Applicants should submit electronically: a cover letter summarizing qualifications and interest in the position; a detailed curriculum vitae; and the names and contact information of three references by 4 p.m. Pacific on November 15, 2022; applications will be considered on a rolling basis. The committee will be reviewing applications as they arrive; early applications are encouraged. Applications should be submitted to:


Catalina Policzer
Peter A. Allard School of Law 1822 East Mall
Vancouver, BC, V6T 1Z1
e-mail: hr@allard.ubc.ca


For further information on the position or the Indigenous Community Legal Clinic, please contact Allard Law's Director of Experiential Learning, Professor Nikos Harris, KC (nharris@allard.ubc.ca); or the Indigenous Legal Studies Director, Professor Gordon Christie (christie@allard.ubc.ca).
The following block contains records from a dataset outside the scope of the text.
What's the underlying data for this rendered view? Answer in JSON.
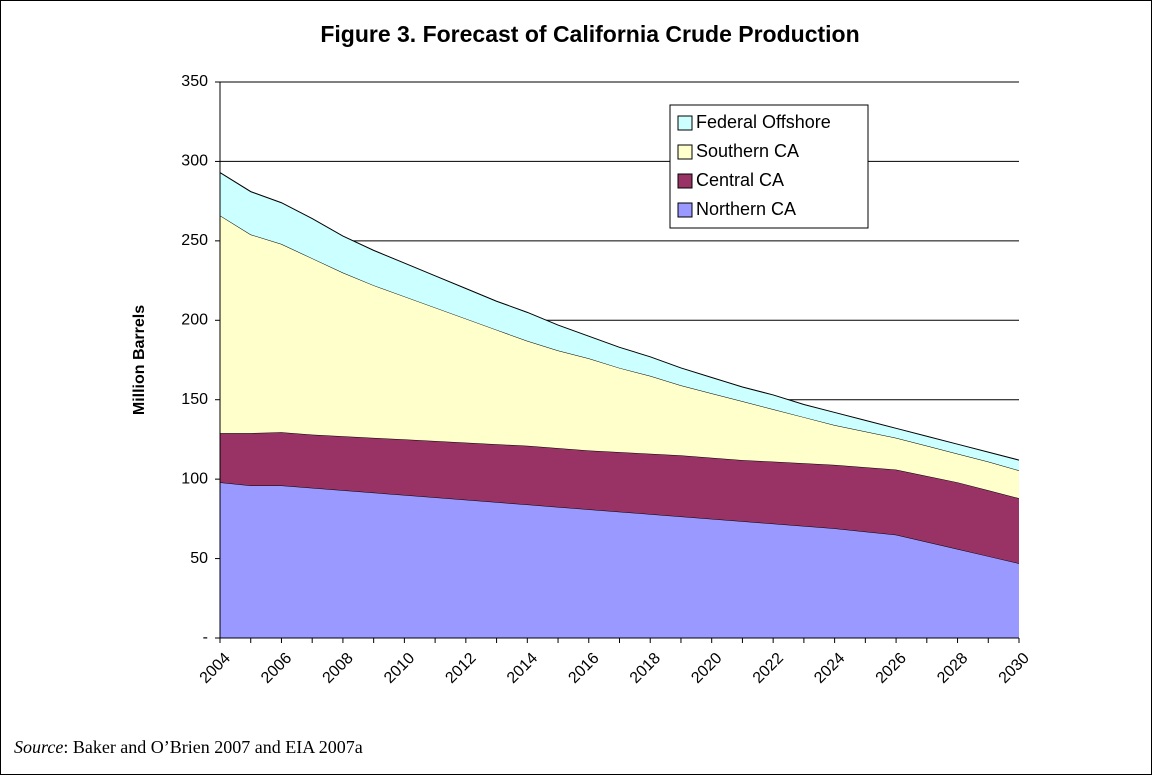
{
  "chart_data": {
    "type": "stacked_area",
    "title": "Figure 3. Forecast of California Crude Production",
    "ylabel": "Million Barrels",
    "x": [
      2004,
      2005,
      2006,
      2007,
      2008,
      2009,
      2010,
      2011,
      2012,
      2013,
      2014,
      2015,
      2016,
      2017,
      2018,
      2019,
      2020,
      2021,
      2022,
      2023,
      2024,
      2025,
      2026,
      2027,
      2028,
      2029,
      2030
    ],
    "xlim": [
      2004,
      2030
    ],
    "xticks": [
      2004,
      2006,
      2008,
      2010,
      2012,
      2014,
      2016,
      2018,
      2020,
      2022,
      2024,
      2026,
      2028,
      2030
    ],
    "ylim": [
      0,
      350
    ],
    "yticks": [
      {
        "value": 0,
        "label": "-"
      },
      50,
      100,
      150,
      200,
      250,
      300,
      350
    ],
    "grid": true,
    "legend": "upper right",
    "series": [
      {
        "name": "Northern CA",
        "color": "#9999ff",
        "values": [
          98,
          96,
          96,
          94.5,
          93,
          91.5,
          90,
          88.5,
          87,
          85.5,
          84,
          82.5,
          81,
          79.5,
          78,
          76.5,
          75,
          73.5,
          72,
          70.5,
          69,
          67,
          65,
          60.5,
          56,
          51.5,
          47
        ]
      },
      {
        "name": "Central CA",
        "color": "#993366",
        "values": [
          31,
          33,
          33.5,
          33.5,
          34,
          34.5,
          35,
          35.5,
          36,
          36.5,
          37,
          37,
          37,
          37.5,
          38,
          38.5,
          38.5,
          38.5,
          39,
          39.5,
          40,
          40.5,
          41,
          41.5,
          42,
          41.5,
          41
        ]
      },
      {
        "name": "Southern CA",
        "color": "#ffffcc",
        "values": [
          137,
          125,
          118.5,
          111,
          103,
          96,
          90,
          84,
          78,
          72,
          66,
          61.5,
          58,
          53,
          49,
          44,
          40.5,
          37,
          33,
          29,
          25,
          22.5,
          20,
          19,
          18,
          18,
          17.5
        ]
      },
      {
        "name": "Federal Offshore",
        "color": "#ccffff",
        "values": [
          27,
          27,
          26,
          25,
          23,
          22,
          21,
          20,
          19,
          18,
          18,
          16,
          14,
          13,
          12,
          11,
          10,
          9,
          9,
          8,
          8,
          7,
          6,
          6,
          6,
          6,
          6.5
        ]
      }
    ]
  },
  "source": {
    "label": "Source",
    "text": ": Baker and O’Brien 2007 and EIA 2007a"
  }
}
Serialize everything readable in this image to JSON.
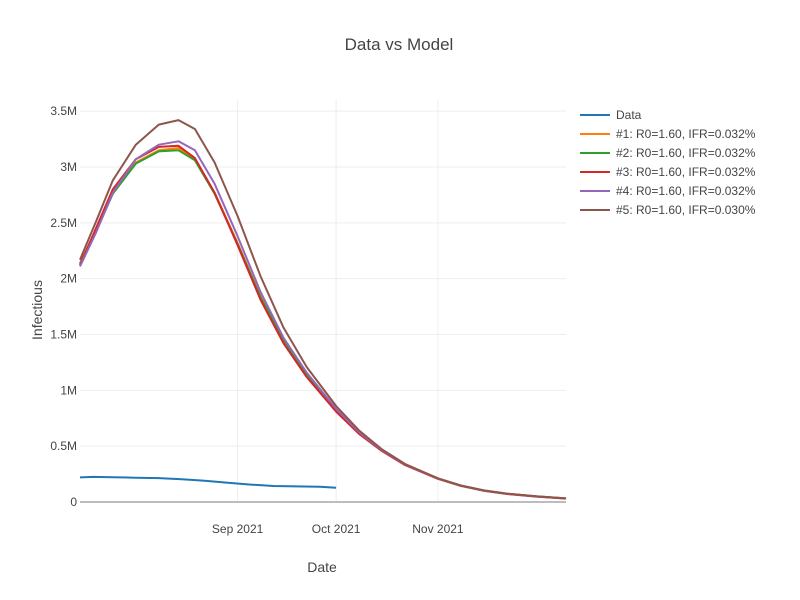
{
  "chart_data": {
    "type": "line",
    "title": "Data vs Model",
    "xlabel": "Date",
    "ylabel": "Infectious",
    "x_range": [
      "2021-07-15",
      "2021-12-10"
    ],
    "ylim": [
      0,
      3600000
    ],
    "x_ticks": [
      {
        "date": "2021-09-01",
        "label": "Sep 2021"
      },
      {
        "date": "2021-10-01",
        "label": "Oct 2021"
      },
      {
        "date": "2021-11-01",
        "label": "Nov 2021"
      }
    ],
    "y_ticks": [
      {
        "value": 0,
        "label": "0"
      },
      {
        "value": 500000,
        "label": "0.5M"
      },
      {
        "value": 1000000,
        "label": "1M"
      },
      {
        "value": 1500000,
        "label": "1.5M"
      },
      {
        "value": 2000000,
        "label": "2M"
      },
      {
        "value": 2500000,
        "label": "2.5M"
      },
      {
        "value": 3000000,
        "label": "3M"
      },
      {
        "value": 3500000,
        "label": "3.5M"
      }
    ],
    "grid": true,
    "legend_position": "top-right",
    "series": [
      {
        "name": "Data",
        "color": "#1f77b4",
        "x": [
          "2021-07-15",
          "2021-07-19",
          "2021-07-25",
          "2021-08-01",
          "2021-08-08",
          "2021-08-15",
          "2021-08-22",
          "2021-08-29",
          "2021-09-05",
          "2021-09-12",
          "2021-09-19",
          "2021-09-26",
          "2021-10-01"
        ],
        "y": [
          220000,
          225000,
          222000,
          218000,
          214000,
          203000,
          190000,
          172000,
          156000,
          143000,
          140000,
          137000,
          128000
        ]
      },
      {
        "name": "#1: R0=1.60, IFR=0.032%",
        "color": "#ff7f0e",
        "x": [
          "2021-07-15",
          "2021-07-20",
          "2021-07-25",
          "2021-08-01",
          "2021-08-08",
          "2021-08-14",
          "2021-08-19",
          "2021-08-25",
          "2021-09-01",
          "2021-09-08",
          "2021-09-15",
          "2021-09-22",
          "2021-10-01",
          "2021-10-08",
          "2021-10-15",
          "2021-10-22",
          "2021-11-01",
          "2021-11-08",
          "2021-11-15",
          "2021-11-22",
          "2021-12-01",
          "2021-12-10"
        ],
        "y": [
          2140000,
          2440000,
          2770000,
          3040000,
          3150000,
          3170000,
          3070000,
          2770000,
          2320000,
          1840000,
          1460000,
          1150000,
          825000,
          620000,
          460000,
          335000,
          210000,
          146000,
          102000,
          74000,
          50000,
          32000
        ]
      },
      {
        "name": "#2: R0=1.60, IFR=0.032%",
        "color": "#2ca02c",
        "x": [
          "2021-07-15",
          "2021-07-20",
          "2021-07-25",
          "2021-08-01",
          "2021-08-08",
          "2021-08-14",
          "2021-08-19",
          "2021-08-25",
          "2021-09-01",
          "2021-09-08",
          "2021-09-15",
          "2021-09-22",
          "2021-10-01",
          "2021-10-08",
          "2021-10-15",
          "2021-10-22",
          "2021-11-01",
          "2021-11-08",
          "2021-11-15",
          "2021-11-22",
          "2021-12-01",
          "2021-12-10"
        ],
        "y": [
          2130000,
          2430000,
          2760000,
          3030000,
          3140000,
          3150000,
          3060000,
          2760000,
          2310000,
          1830000,
          1450000,
          1140000,
          820000,
          615000,
          458000,
          333000,
          209000,
          145000,
          101000,
          73000,
          49000,
          31000
        ]
      },
      {
        "name": "#3: R0=1.60, IFR=0.032%",
        "color": "#d62728",
        "x": [
          "2021-07-15",
          "2021-07-20",
          "2021-07-25",
          "2021-08-01",
          "2021-08-08",
          "2021-08-14",
          "2021-08-19",
          "2021-08-25",
          "2021-09-01",
          "2021-09-08",
          "2021-09-15",
          "2021-09-22",
          "2021-10-01",
          "2021-10-08",
          "2021-10-15",
          "2021-10-22",
          "2021-11-01",
          "2021-11-08",
          "2021-11-15",
          "2021-11-22",
          "2021-12-01",
          "2021-12-10"
        ],
        "y": [
          2120000,
          2460000,
          2800000,
          3070000,
          3180000,
          3190000,
          3080000,
          2770000,
          2300000,
          1810000,
          1420000,
          1120000,
          810000,
          610000,
          455000,
          330000,
          208000,
          144000,
          100000,
          72000,
          48000,
          30000
        ]
      },
      {
        "name": "#4: R0=1.60, IFR=0.032%",
        "color": "#9467bd",
        "x": [
          "2021-07-15",
          "2021-07-20",
          "2021-07-25",
          "2021-08-01",
          "2021-08-08",
          "2021-08-14",
          "2021-08-19",
          "2021-08-25",
          "2021-09-01",
          "2021-09-08",
          "2021-09-15",
          "2021-09-22",
          "2021-10-01",
          "2021-10-08",
          "2021-10-15",
          "2021-10-22",
          "2021-11-01",
          "2021-11-08",
          "2021-11-15",
          "2021-11-22",
          "2021-12-01",
          "2021-12-10"
        ],
        "y": [
          2110000,
          2420000,
          2770000,
          3070000,
          3200000,
          3230000,
          3150000,
          2850000,
          2380000,
          1880000,
          1470000,
          1160000,
          835000,
          625000,
          463000,
          337000,
          211000,
          147000,
          103000,
          74000,
          50000,
          32000
        ]
      },
      {
        "name": "#5: R0=1.60, IFR=0.030%",
        "color": "#8c564b",
        "x": [
          "2021-07-15",
          "2021-07-20",
          "2021-07-25",
          "2021-08-01",
          "2021-08-08",
          "2021-08-14",
          "2021-08-19",
          "2021-08-25",
          "2021-09-01",
          "2021-09-08",
          "2021-09-15",
          "2021-09-22",
          "2021-10-01",
          "2021-10-08",
          "2021-10-15",
          "2021-10-22",
          "2021-11-01",
          "2021-11-08",
          "2021-11-15",
          "2021-11-22",
          "2021-12-01",
          "2021-12-10"
        ],
        "y": [
          2170000,
          2520000,
          2880000,
          3200000,
          3380000,
          3420000,
          3340000,
          3040000,
          2560000,
          2020000,
          1560000,
          1210000,
          860000,
          640000,
          470000,
          340000,
          212000,
          148000,
          104000,
          75000,
          51000,
          32000
        ]
      }
    ]
  }
}
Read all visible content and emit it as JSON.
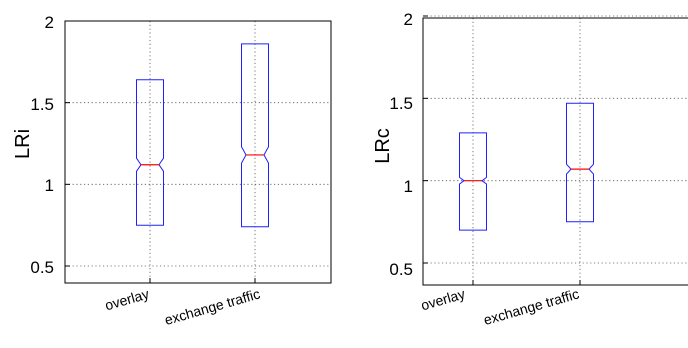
{
  "chart_data": [
    {
      "type": "boxplot",
      "notched": true,
      "ylabel": "LRi",
      "ylim": [
        0.4,
        2.0
      ],
      "yticks": [
        0.5,
        1,
        1.5,
        2
      ],
      "ytick_labels": [
        "0.5",
        "1",
        "1.5",
        "2"
      ],
      "grid": true,
      "categories": [
        "overlay",
        "exchange traffic"
      ],
      "boxes": [
        {
          "q1": 0.75,
          "median": 1.12,
          "q3": 1.64,
          "notch_low": 1.08,
          "notch_high": 1.16
        },
        {
          "q1": 0.74,
          "median": 1.18,
          "q3": 1.86,
          "notch_low": 1.13,
          "notch_high": 1.23
        }
      ],
      "colors": {
        "box": "#2020ff",
        "median": "#ff0000"
      }
    },
    {
      "type": "boxplot",
      "notched": true,
      "ylabel": "LRc",
      "ylim": [
        0.4,
        2.0
      ],
      "yticks": [
        0.5,
        1,
        1.5,
        2
      ],
      "ytick_labels": [
        "0.5",
        "1",
        "1.5",
        "2"
      ],
      "grid": true,
      "categories": [
        "overlay",
        "exchange traffic"
      ],
      "boxes": [
        {
          "q1": 0.7,
          "median": 1.0,
          "q3": 1.29,
          "notch_low": 0.98,
          "notch_high": 1.02
        },
        {
          "q1": 0.75,
          "median": 1.07,
          "q3": 1.47,
          "notch_low": 1.04,
          "notch_high": 1.1
        }
      ],
      "colors": {
        "box": "#2020ff",
        "median": "#ff0000"
      }
    }
  ]
}
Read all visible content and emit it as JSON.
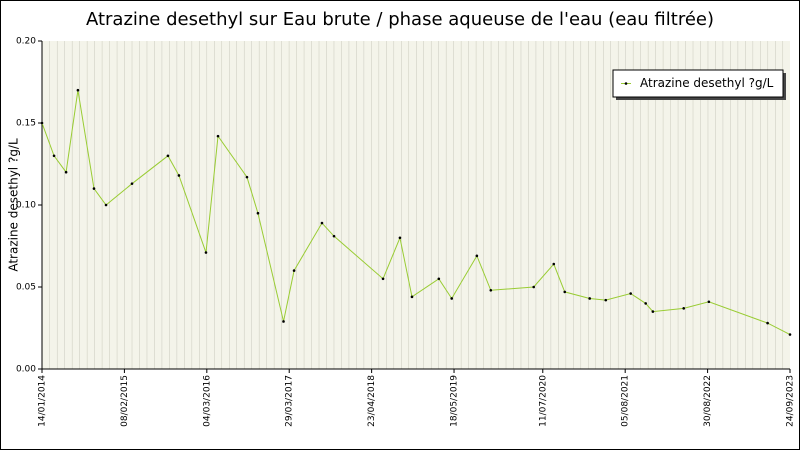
{
  "chart_data": {
    "type": "line",
    "title": "Atrazine desethyl sur Eau brute / phase aqueuse de l'eau (eau filtrée)",
    "y_label": "Atrazine desethyl ?g/L",
    "x": [
      "14/01/2014",
      "12/03/2014",
      "08/05/2014",
      "03/07/2014",
      "17/09/2014",
      "13/11/2014",
      "16/03/2015",
      "02/09/2015",
      "24/10/2015",
      "29/02/2016",
      "26/04/2016",
      "10/09/2016",
      "01/11/2016",
      "02/03/2017",
      "21/04/2017",
      "31/08/2017",
      "27/10/2017",
      "16/06/2018",
      "04/09/2018",
      "31/10/2018",
      "07/03/2019",
      "07/05/2019",
      "03/09/2019",
      "08/11/2019",
      "29/05/2020",
      "01/09/2020",
      "23/10/2020",
      "18/02/2021",
      "05/05/2021",
      "31/08/2021",
      "10/11/2021",
      "14/12/2021",
      "09/05/2022",
      "05/09/2022",
      "10/06/2023",
      "24/09/2023"
    ],
    "series": [
      {
        "name": "Atrazine desethyl ?g/L",
        "color": "#99cc33",
        "marker_color": "#000000",
        "values": [
          0.15,
          0.13,
          0.12,
          0.17,
          0.11,
          0.1,
          0.113,
          0.13,
          0.118,
          0.071,
          0.142,
          0.117,
          0.095,
          0.029,
          0.06,
          0.089,
          0.081,
          0.055,
          0.08,
          0.044,
          0.055,
          0.043,
          0.069,
          0.048,
          0.05,
          0.064,
          0.047,
          0.043,
          0.042,
          0.046,
          0.04,
          0.035,
          0.037,
          0.041,
          0.028,
          0.021
        ]
      }
    ],
    "xlim": [
      "14/01/2014",
      "24/09/2023"
    ],
    "xticks": [
      "14/01/2014",
      "08/02/2015",
      "04/03/2016",
      "29/03/2017",
      "23/04/2018",
      "18/05/2019",
      "11/07/2020",
      "05/08/2021",
      "30/08/2022",
      "24/09/2023"
    ],
    "ylim": [
      0,
      0.2
    ],
    "yticks": [
      {
        "value": 0,
        "label": "0.00"
      },
      {
        "value": 0.05,
        "label": "0.05"
      },
      {
        "value": 0.1,
        "label": "0.10"
      },
      {
        "value": 0.15,
        "label": "0.15"
      },
      {
        "value": 0.2,
        "label": "0.20"
      }
    ],
    "legend": "top-right"
  }
}
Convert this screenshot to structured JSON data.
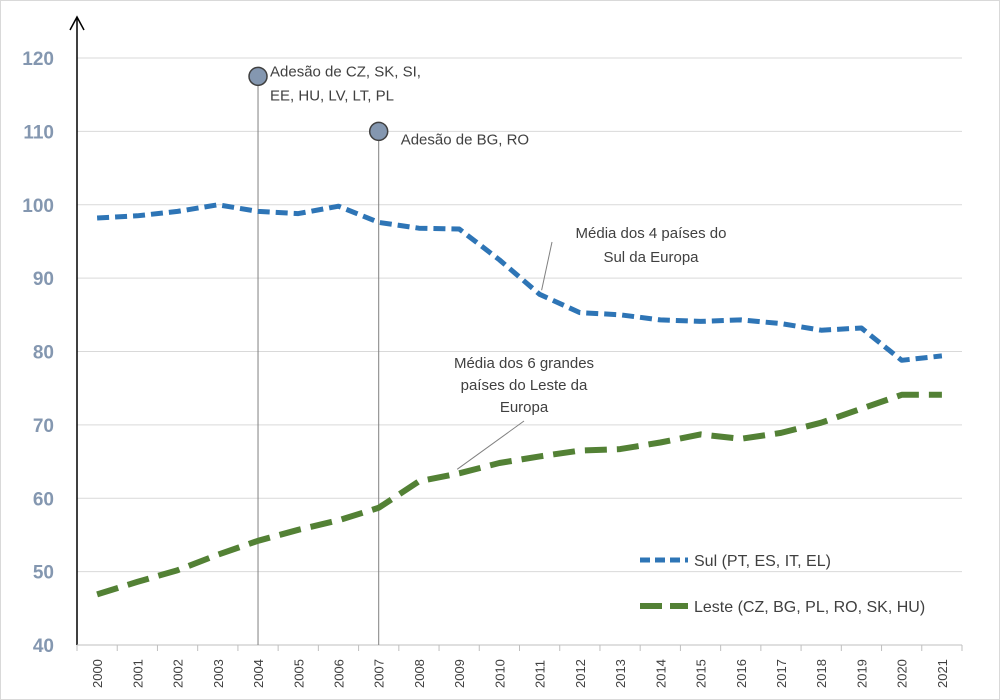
{
  "chart_data": {
    "type": "line",
    "x": [
      "2000",
      "2001",
      "2002",
      "2003",
      "2004",
      "2005",
      "2006",
      "2007",
      "2008",
      "2009",
      "2010",
      "2011",
      "2012",
      "2013",
      "2014",
      "2015",
      "2016",
      "2017",
      "2018",
      "2019",
      "2020",
      "2021"
    ],
    "ylim": [
      40,
      120
    ],
    "yticks": [
      "40",
      "50",
      "60",
      "70",
      "80",
      "90",
      "100",
      "110",
      "120"
    ],
    "grid": true,
    "legend_position": "bottom-right",
    "series": [
      {
        "name": "Sul (PT, ES, IT, EL)",
        "color": "#2e75b6",
        "style": "dashed",
        "values": [
          98.2,
          98.5,
          99.1,
          100.0,
          99.1,
          98.8,
          99.8,
          97.6,
          96.8,
          96.7,
          92.5,
          87.8,
          85.3,
          85.0,
          84.3,
          84.1,
          84.3,
          83.8,
          82.9,
          83.2,
          78.8,
          79.4
        ]
      },
      {
        "name": "Leste (CZ, BG, PL, RO, SK, HU)",
        "color": "#538135",
        "style": "dashed",
        "values": [
          46.9,
          48.6,
          50.2,
          52.3,
          54.2,
          55.7,
          57.0,
          58.7,
          62.3,
          63.4,
          64.8,
          65.7,
          66.5,
          66.7,
          67.6,
          68.7,
          68.1,
          68.9,
          70.3,
          72.2,
          74.1,
          74.1
        ]
      }
    ],
    "events": [
      {
        "year": "2004",
        "marker_y": 117.5,
        "label_lines": [
          "Adesão de CZ, SK, SI,",
          "EE, HU, LV, LT, PL"
        ]
      },
      {
        "year": "2007",
        "marker_y": 110.0,
        "label_lines": [
          "Adesão de BG, RO"
        ]
      }
    ],
    "annotations": [
      {
        "lines": [
          "Média dos 4 países do",
          "Sul da Europa"
        ],
        "x": "2011",
        "y": 87.8
      },
      {
        "lines": [
          "Média dos 6 grandes",
          "países do Leste da",
          "Europa"
        ],
        "x": "2009",
        "y": 63.4
      }
    ]
  }
}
The University of British Columbia hires on the basis of merit and is committed to employment equity. The Allard School of Law is strongly committed to diversity within its community and especially welcomes applications from visible minority group members, women, Aboriginal persons, persons with disabilities, members of sexual minority groups, and others who may contribute to further diversification of ideas. All qualified candidates are encouraged to apply; however, Canadians and permanent residents will be given priority.